I asked if she could name any war between any two states, thinking perhaps if she did not know about the war on terrorism perhaps she understood the long history of Tibet and the wars and occupations that brought China, Tibet and the Mongol empire into conflict. She knew nothing of any war.
This was getting existential.
Amtso is a Buddhist who prays daily, reciting a mantra 100 times that means, "I bow to omniscient Buddha mind; hail the jewel in the lotus."
I asked if she knew there were other ways to pray, there were other religions in the world?
"I know of only one way to pray to Buddha," she said. "You can do so at home or at the monastery."
One of my guides felt I was failing to grasp the point: "Your questions are becoming more and more complicated," he observed.
To one who is more than your average 24/7 American news junkie, one who lives the news as I do as a correspondent and who has met Afghan shepherds coming down off the mountain from their century to mine, I should not have felt so flabbergasted.
In Beijing, a foreign correspondent I know tells the story of the day China launched its first manned spaceship. He drove 30 miles out of the city to interview peasants who knew nothing of the news. "What spaceship?" they asked.
But another correspondent drove 100 miles out and found peasants who asked him: "What is space?"
So maybe it was less a feeling of surprise than of curiosity about what the uncluttered life might feel like that pushed me to determine exactly where her world bumped into mine.
We were pretty far apart. My first day on a trip to this remote area of the Tibetan plateau, I hiked and soaked up the sounds of a roaring river. I must confess on the second day, as I followed a creek high into the hills, I wore my CD Walkman and listened to the noisy rock `n' roll of Guided By Voices. I enjoyed both days.
For Amtso, there are not choices like these to make.
She knows what she must. She knows she was born in the Year of the Dog, but does not know her age. That was unnecessary information. She knows she has responsibility for her extended family's herd of about 30 adult yaks, but she does not know the precise number. "I don't need to," she said. "I recognize each one."
This was a woman leading a more monastic existence than many of the monks I had met who carry cell phones and play video games.

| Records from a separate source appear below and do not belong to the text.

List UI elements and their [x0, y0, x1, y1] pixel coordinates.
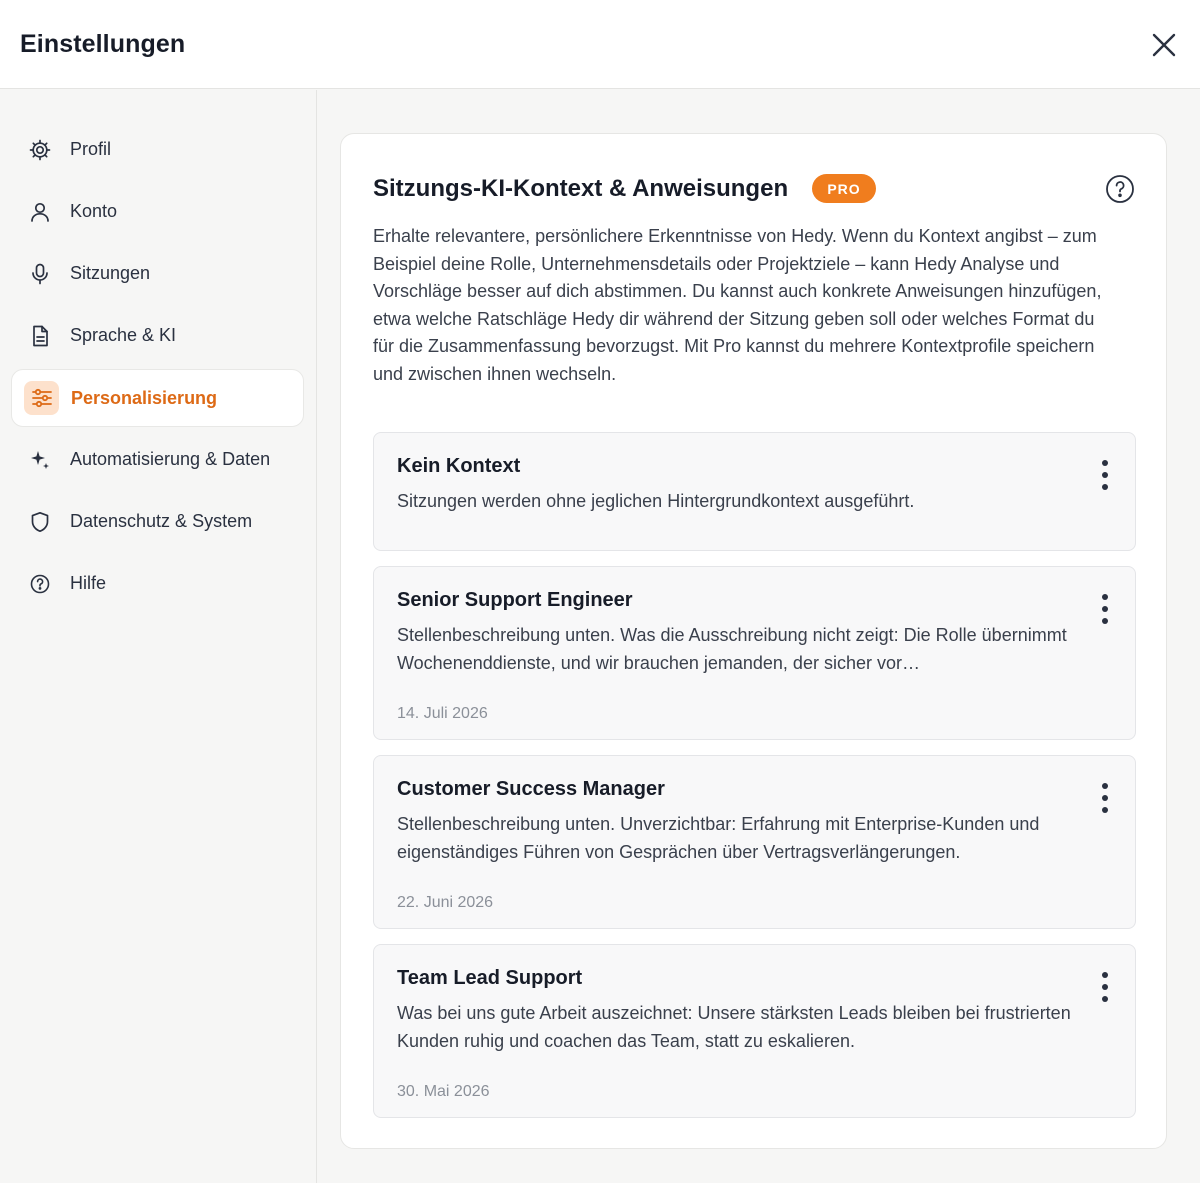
- context-profile-card[interactable]: Senior Support Engineer Stellenbeschreib…: [373, 566, 1136, 740]
- profile-title: Team Lead Support: [397, 967, 583, 989]
- sidebar-item-label: Profil: [70, 139, 112, 159]
- sidebar-item-profil[interactable]: Profil: [11, 121, 304, 179]
- settings-sidebar: Profil Konto Sitzungen Sprache & KI Pers…: [0, 90, 317, 1183]
- sidebar-item-label: Automatisierung & Daten: [70, 449, 271, 469]
- sidebar-item-label: Hilfe: [70, 573, 107, 593]
- sidebar-item-personalisierung[interactable]: Personalisierung: [11, 369, 304, 427]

Phuntsok Dundrop, who lived in these hills until age 8 and then moved to the county seat, returning as a doctor at a rural clinic, said women were more likely than men to remain so sheltered.
"They don't care about anything other than their family," he said.
But men, too, are sheltered. At the clinic several times, Phuntsok said, "I've asked men for their father's name, and they said, `I call him Papa.'
"I asked, where you are from? And they said, `I am from home.' Then I asked for the name of the place, and they told me."
There is nothing wrong with their mental functioning, he said. It is just a question of perspective. They do not know the capital of Tibet, but ask what important place they would like to visit to read scripture and they will answer, Lhasa.
Perhaps self-conscious after all my pestering, Phuntsok thought about his life as a doctor, in which he speaks both Tibetan and Chinese, and has traveled to Beijing for training and worked closely in the clinic with American doctors, and he said of the nomads: "These people are not very civilized. They spend too much time tending their yaks."